After the Japanese colonial period ended, she lived in prostitutes’ quarters and did sex work at a US military camp town to survive.
Director Park Moon-chil’s documentary film “Comfort” reveals this little-known part of her story, and why she had to make those choices through the voices of women living today.
“Many people know former comfort women as victims of wartime or protesters who share their experience as sex slaves. I thought it would be interesting to show a story about what their lives were like in between those two periods,” Park said during a press conference held at CGV Yongsan in Seoul on Wednesday.
The documentary project started with funds from the Daegu Citizen’s Forum for Halmuni, an organization that operates Heeum, a museum about wartime sex slaves of the Japanese military in Daegu.

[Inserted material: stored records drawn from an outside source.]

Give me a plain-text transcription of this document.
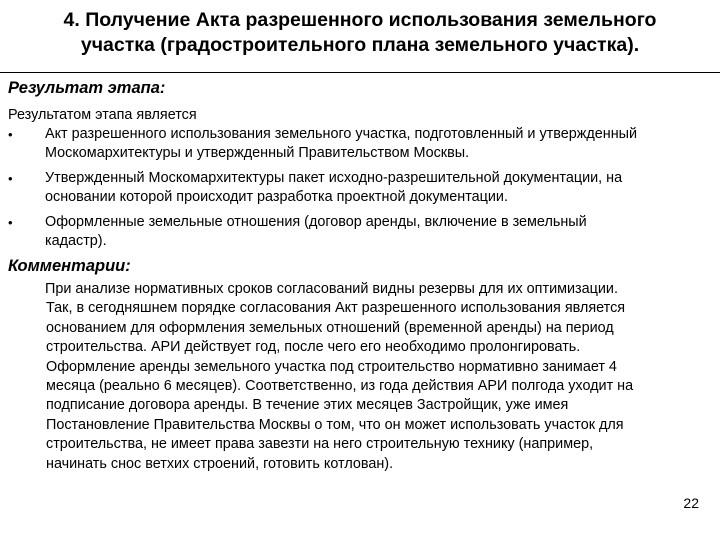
4. Получение Акта разрешенного использования земельного
участка (градостроительного плана земельного участка).
Результат этапа:
Результатом этапа является
•	Акт разрешенного использования земельного участка, подготовленный и утвержденный
Москомархитектуры и утвержденный Правительством Москвы.
•	Утвержденный Москомархитектуры пакет исходно-разрешительной документации, на
основании которой происходит разработка проектной документации.
•	Оформленные земельные отношения (договор аренды, включение в земельный
кадастр).
Комментарии:
При анализе нормативных сроков согласований видны резервы для их оптимизации.
Так, в сегодняшнем порядке согласования Акт разрешенного использования является
основанием для оформления земельных отношений (временной аренды) на период
строительства. АРИ действует год, после чего его необходимо пролонгировать.
Оформление аренды земельного участка под строительство нормативно занимает 4
месяца (реально 6 месяцев). Соответственно, из года действия АРИ полгода уходит на
подписание договора аренды. В течение этих месяцев Застройщик, уже имея
Постановление Правительства Москвы о том, что он может использовать участок для
строительства, не имеет права завезти на него строительную технику (например,
начинать снос ветхих строений, готовить котлован).
22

“They told me that they want to create a documentary about comfort women. Their initial proposal was something different though,” Park said. “I thought that there are already so many similar great films about comfort women, and told them I wanted to do something different.”
Park said that was when he got access to the organization‘s data, and learned in detail about the late Kim.

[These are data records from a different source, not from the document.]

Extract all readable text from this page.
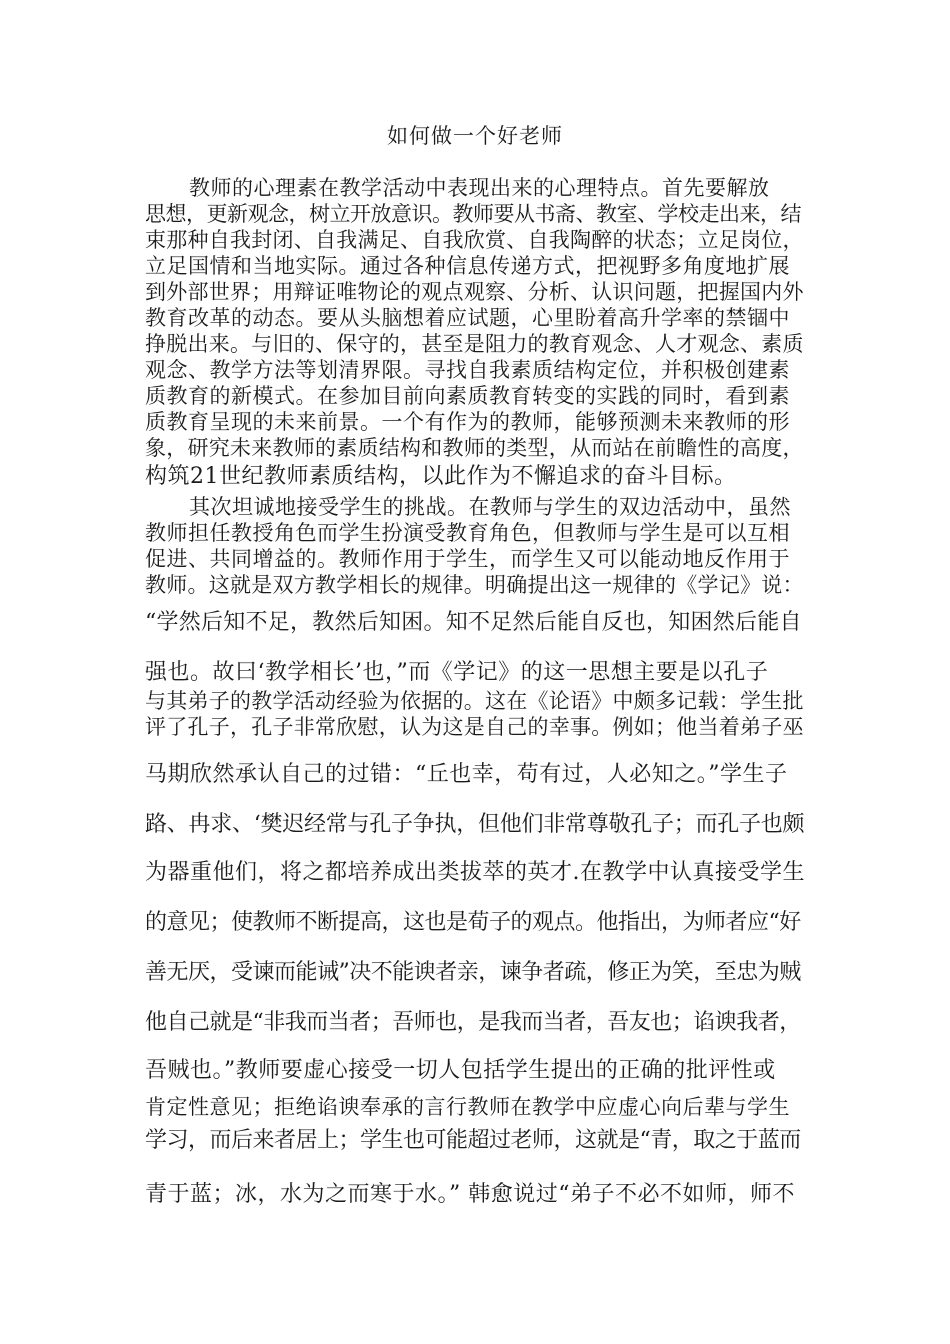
如何做一个好老师
教师的心理素在教学活动中表现出来的心理特点。首先要解放
思想，更新观念，树立开放意识。教师要从书斋、教室、学校走出来，结
束那种自我封闭、自我满足、自我欣赏、自我陶醉的状态；立足岗位，
立足国情和当地实际。通过各种信息传递方式，把视野多角度地扩展
到外部世界；用辩证唯物论的观点观察、分析、认识问题，把握国内外
教育改革的动态。要从头脑想着应试题，心里盼着高升学率的禁锢中
挣脱出来。与旧的、保守的，甚至是阻力的教育观念、人才观念、素质
观念、教学方法等划清界限。寻找自我素质结构定位，并积极创建素
质教育的新模式。在参加目前向素质教育转变的实践的同时，看到素
质教育呈现的未来前景。一个有作为的教师，能够预测未来教师的形
象，研究未来教师的素质结构和教师的类型，从而站在前瞻性的高度，
构筑21世纪教师素质结构，以此作为不懈追求的奋斗目标。
其次坦诚地接受学生的挑战。在教师与学生的双边活动中，虽然
教师担任教授角色而学生扮演受教育角色，但教师与学生是可以互相
促进、共同增益的。教师作用于学生，而学生又可以能动地反作用于
教师。这就是双方教学相长的规律。明确提出这一规律的《学记》说：
“学然后知不足，教然后知困。知不足然后能自反也，知困然后能自
强也。故曰‘教学相长’也，”而《学记》的这一思想主要是以孔子
与其弟子的教学活动经验为依据的。这在《论语》中颇多记载：学生批
评了孔子，孔子非常欣慰，认为这是自己的幸事。例如；他当着弟子巫
马期欣然承认自己的过错：“丘也幸，苟有过，人必知之。”学生子
路、冉求、‘樊迟经常与孔子争执，但他们非常尊敬孔子；而孔子也颇
为器重他们，将之都培养成出类拔萃的英才.在教学中认真接受学生
的意见；使教师不断提高，这也是荀子的观点。他指出，为师者应“好
善无厌，受谏而能诫”决不能谀者亲，谏争者疏，修正为笑，至忠为贼
他自己就是“非我而当者；吾师也，是我而当者，吾友也；谄谀我者，
吾贼也。”教师要虚心接受一切人包括学生提出的正确的批评性或
肯定性意见；拒绝谄谀奉承的言行教师在教学中应虚心向后辈与学生
学习，而后来者居上；学生也可能超过老师，这就是“青，取之于蓝而
青于蓝；冰，水为之而寒于水。” 韩愈说过“弟子不必不如师，师不
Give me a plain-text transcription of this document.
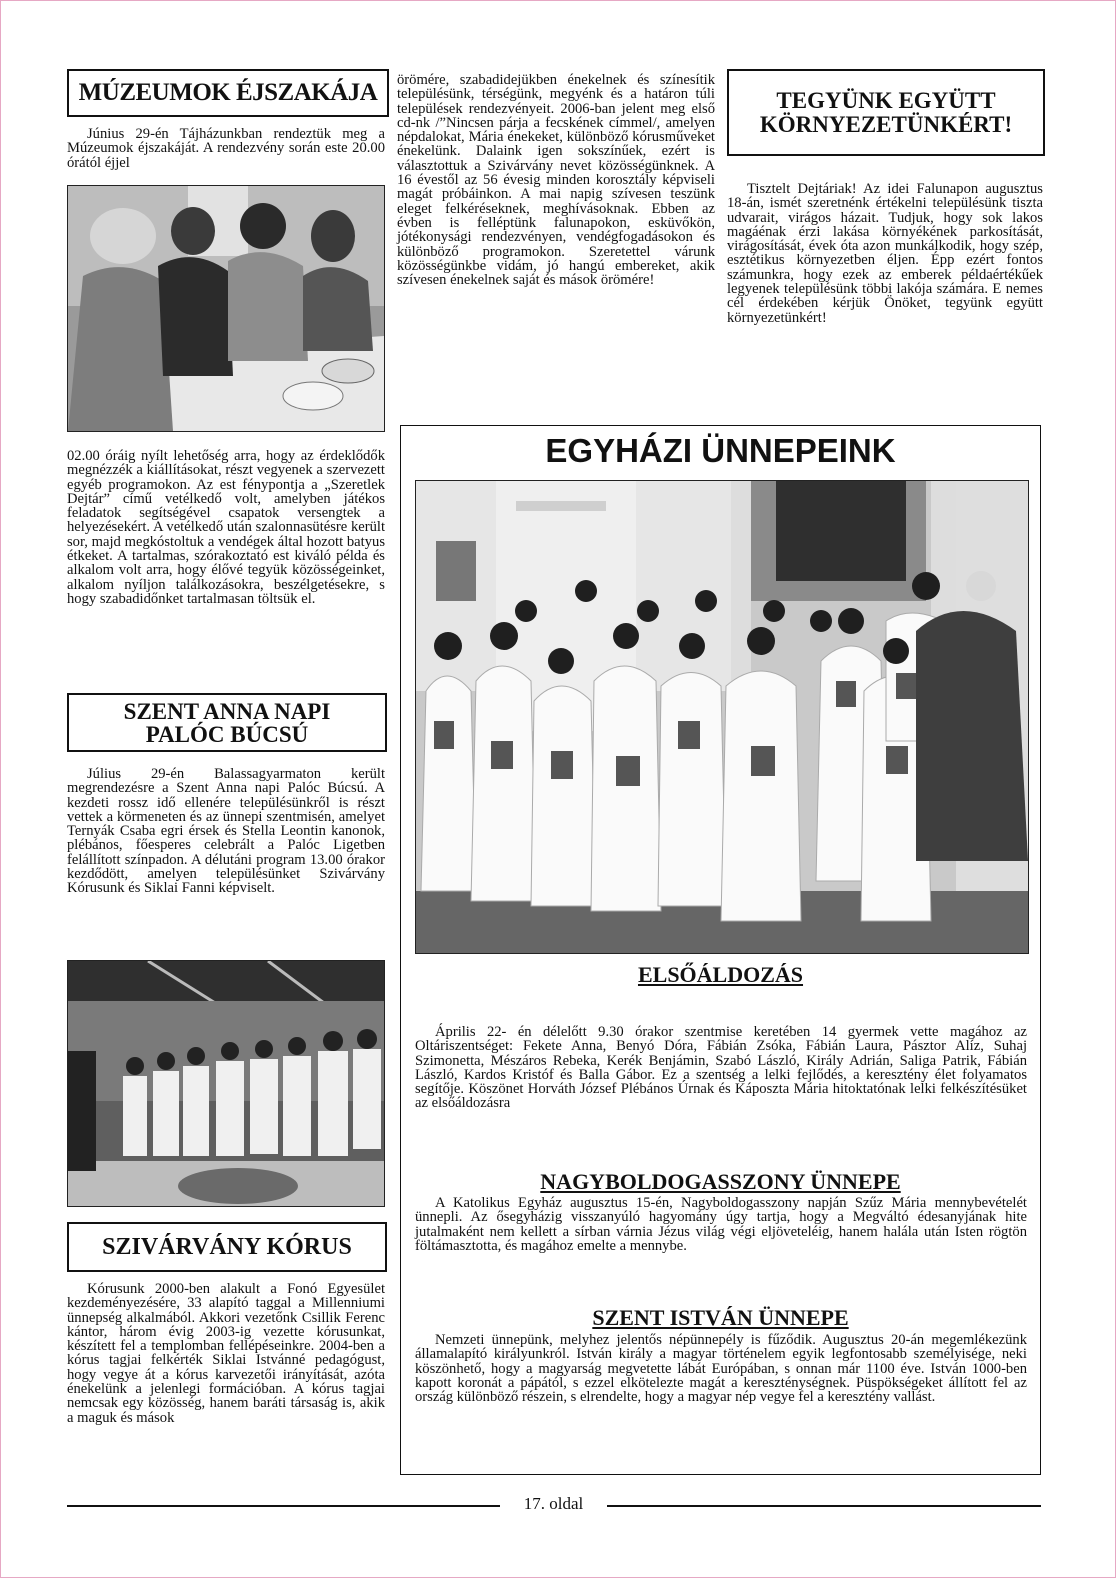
MÚZEUMOK ÉJSZAKÁJA

Június 29-én Tájházunkban rendeztük meg a Múzeumok éjszakáját. A rendezvény során este 20.00 órától éjjel

02.00 óráig nyílt lehetőség arra, hogy az érdeklődők megnézzék a kiállításokat, részt vegyenek a szervezett egyéb programokon. Az est fénypontja a „Szeretlek Dejtár” című vetélkedő volt, amelyben játékos feladatok segítségével csapatok versengtek a helyezésekért. A vetélkedő után szalonnasütésre került sor, majd megkóstoltuk a vendégek által hozott batyus étkeket. A tartalmas, szórakoztató est kiváló példa és alkalom volt arra, hogy élővé tegyük közösségeinket, alkalom nyíljon találkozásokra, beszélgetésekre, s hogy szabadidőnket tartalmasan töltsük el.

SZENT ANNA NAPI PALÓC BÚCSÚ

Július 29-én Balassagyarmaton került megrendezésre a Szent Anna napi Palóc Búcsú. A kezdeti rossz idő ellenére településünkről is részt vettek a körmeneten és az ünnepi szentmisén, amelyet Ternyák Csaba egri érsek és Stella Leontin kanonok, plébános, főesperes celebrált a Palóc Ligetben felállított színpadon. A délutáni program 13.00 órakor kezdődött, amelyen településünket Szivárvány Kórusunk és Siklai Fanni képviselt.

SZIVÁRVÁNY KÓRUS

Kórusunk 2000-ben alakult a Fonó Egyesület kezdeményezésére, 33 alapító taggal a Millenniumi ünnepség alkalmából. Akkori vezetőnk Csillik Ferenc kántor, három évig 2003-ig vezette kórusunkat, készített fel a templomban fellépéseinkre. 2004-ben a kórus tagjai felkérték Siklai Istvánné pedagógust, hogy vegye át a kórus karvezetői irányítását, azóta énekelünk a jelenlegi formációban. A kórus tagjai nemcsak egy közösség, hanem baráti társaság is, akik a maguk és mások

örömére, szabadidejükben énekelnek és színesítik településünk, térségünk, megyénk és a határon túli települések rendezvényeit. 2006-ban jelent meg első cd-nk /”Nincsen párja a fecskének címmel/, amelyen népdalokat, Mária énekeket, különböző kórusműveket énekelünk. Dalaink igen sokszínűek, ezért is választottuk a Szivárvány nevet közösségünknek. A 16 évestől az 56 évesig minden korosztály képviseli magát próbáinkon. A mai napig szívesen teszünk eleget felkéréseknek, meghívásoknak. Ebben az évben is felléptünk falunapokon, esküvőkön, jótékonysági rendezvényen, vendégfogadásokon és különböző programokon. Szeretettel várunk közösségünkbe vidám, jó hangú embereket, akik szívesen énekelnek saját és mások örömére!

TEGYÜNK EGYÜTT KÖRNYEZETÜNKÉRT!

Tisztelt Dejtáriak! Az idei Falunapon augusztus 18-án, ismét szeretnénk értékelni településünk tiszta udvarait, virágos házait. Tudjuk, hogy sok lakos magáénak érzi lakása környékének parkosítását, virágosítását, évek óta azon munkálkodik, hogy szép, esztétikus környezetben éljen. Épp ezért fontos számunkra, hogy ezek az emberek példaértékűek legyenek településünk többi lakója számára. E nemes cél érdekében kérjük Önöket, tegyünk együtt környezetünkért!

EGYHÁZI ÜNNEPEINK
ELSŐÁLDOZÁS

Április 22- én délelőtt 9.30 órakor szentmise keretében 14 gyermek vette magához az Oltáriszentséget: Fekete Anna, Benyó Dóra, Fábián Zsóka, Fábián Laura, Pásztor Alíz, Suhaj Szimonetta, Mészáros Rebeka, Kerék Benjámin, Szabó László, Király Adrián, Saliga Patrik, Fábián László, Kardos Kristóf és Balla Gábor. Ez a szentség a lelki fejlődés, a keresztény élet folyamatos segítője. Köszönet Horváth József Plébános Úrnak és Káposzta Mária hitoktatónak lelki felkészítésüket az elsőáldozásra

NAGYBOLDOGASSZONY ÜNNEPE

A Katolikus Egyház augusztus 15-én, Nagyboldogasszony napján Szűz Mária mennybevételét ünnepli. Az ősegyházig visszanyúló hagyomány úgy tartja, hogy a Megváltó édesanyjának hite jutalmaként nem kellett a sírban várnia Jézus világ végi eljöveteléig, hanem halála után Isten rögtön föltámasztotta, és magához emelte a mennybe.

SZENT ISTVÁN ÜNNEPE

Nemzeti ünnepünk, melyhez jelentős népünnepély is fűződik. Augusztus 20-án megemlékezünk államalapító királyunkról. István király a magyar történelem egyik legfontosabb személyisége, neki köszönhető, hogy a magyarság megvetette lábát Európában, s onnan már 1100 éve. István 1000-ben kapott koronát a pápától, s ezzel elkötelezte magát a kereszténységnek. Püspökségeket állított fel az ország különböző részein, s elrendelte, hogy a magyar nép vegye fel a keresztény vallást.

17. oldal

“I felt especially attached to her,” Park said. “She seemed fun and charismatic. I was attracted to her character.”
The director also thought that it was important to spread her story.

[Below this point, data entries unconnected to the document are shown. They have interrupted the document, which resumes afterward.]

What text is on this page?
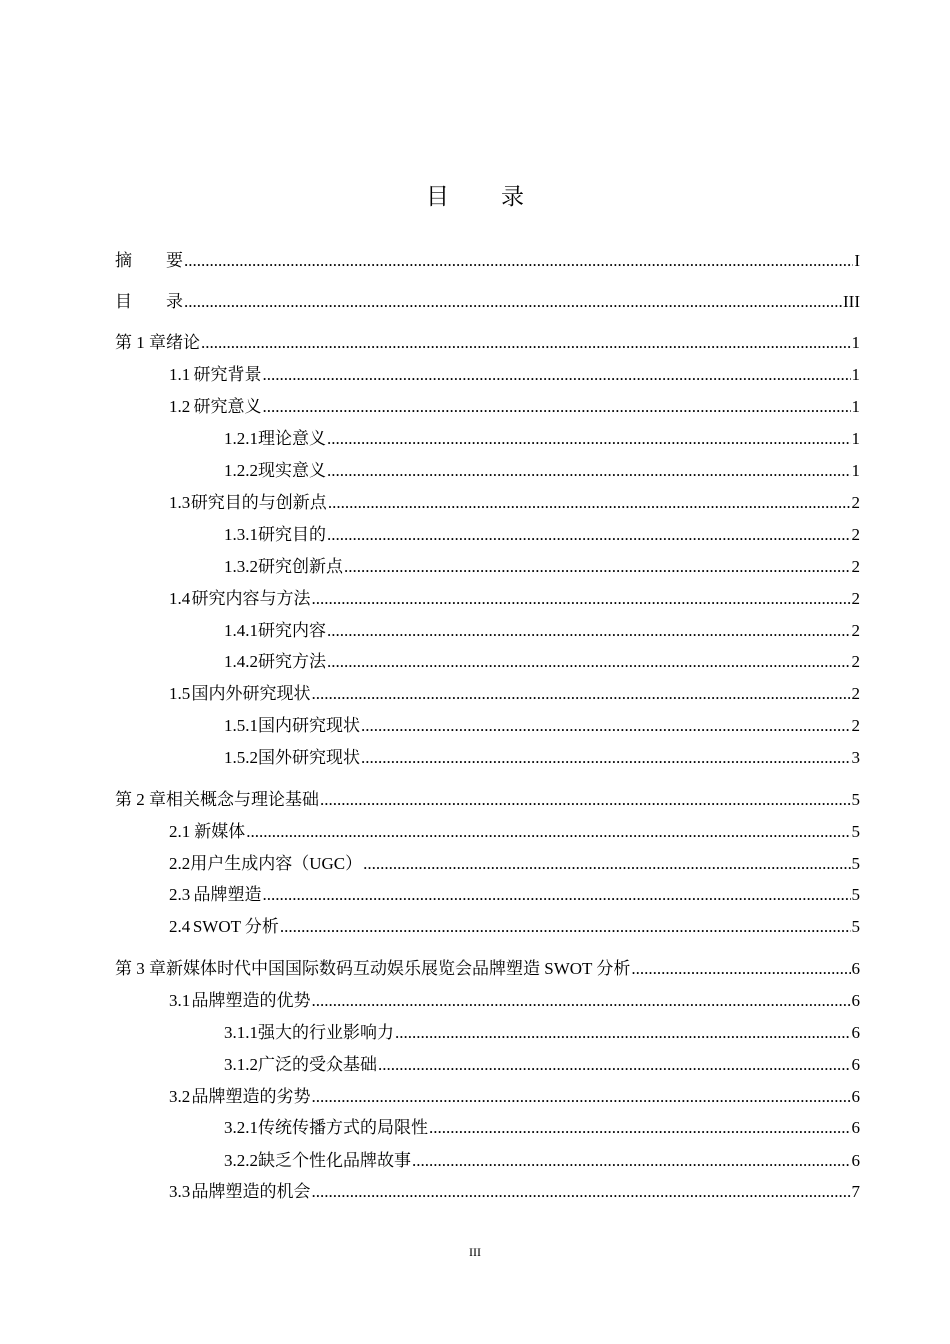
目 录
摘　　要 .....	I
目　　录 .....	III
第 1 章 绪论 .....	1
1.1 研究背景 .....	1
1.2 研究意义 .....	1
1.2.1 理论意义 .....	1
1.2.2 现实意义 .....	1
1.3 研究目的与创新点 .....	2
1.3.1 研究目的 .....	2
1.3.2 研究创新点 .....	2
1.4 研究内容与方法 .....	2
1.4.1 研究内容 .....	2
1.4.2 研究方法 .....	2
1.5 国内外研究现状 .....	2
1.5.1 国内研究现状 .....	2
1.5.2 国外研究现状 .....	3
第 2 章 相关概念与理论基础 .....	5
2.1 新媒体 .....	5
2.2 用户生成内容（UGC） .....	5
2.3 品牌塑造 .....	5
2.4 SWOT 分析 .....	5
第 3 章 新媒体时代中国国际数码互动娱乐展览会品牌塑造 SWOT 分析 .....	6
3.1 品牌塑造的优势 .....	6
3.1.1 强大的行业影响力 .....	6
3.1.2 广泛的受众基础 .....	6
3.2 品牌塑造的劣势 .....	6
3.2.1 传统传播方式的局限性 .....	6
3.2.2 缺乏个性化品牌故事 .....	6
3.3 品牌塑造的机会 .....	7
III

“I think she has fulfilled her role as a victim by leaving an important historical record via oral speech,” Park said. “She left an important record, but it is not being spread. So I put a lot of thought into how to make the story relevant to people living today.”
He said the solution that he found was to make women, who have been speaking out about their experiences as victims of sexual misconduct and taking part in the #MeToo movement, part of his film.
“I wanted to see what they learned from the comfort women’s experiences. I thought it could bring these historical records back to life,” the director said.
The director also added that it was difficult searching for performers who could read Kim’s testimony in his documentary film.
“I wanted to find women who had a local accent similar to Kim Soon-ak’s. It would have been easier to find people who took part in the #Me Too movement in Seoul, but (to get the accent right) I searched for #MeToo movement participants in Daegu,” he said.
Also, because their full faces appear in the movie, it was not easy to find participants, Park said.
Park’s film features the late Kim’s artistic side as well, by showing how she created artworks with dried flowers and plants.
“People tend to think that films about comfort women are deep and dark, but this film is warm and relatable,” Park said at the end of the press conference.
The documentary film will hit local theaters on Feb. 23.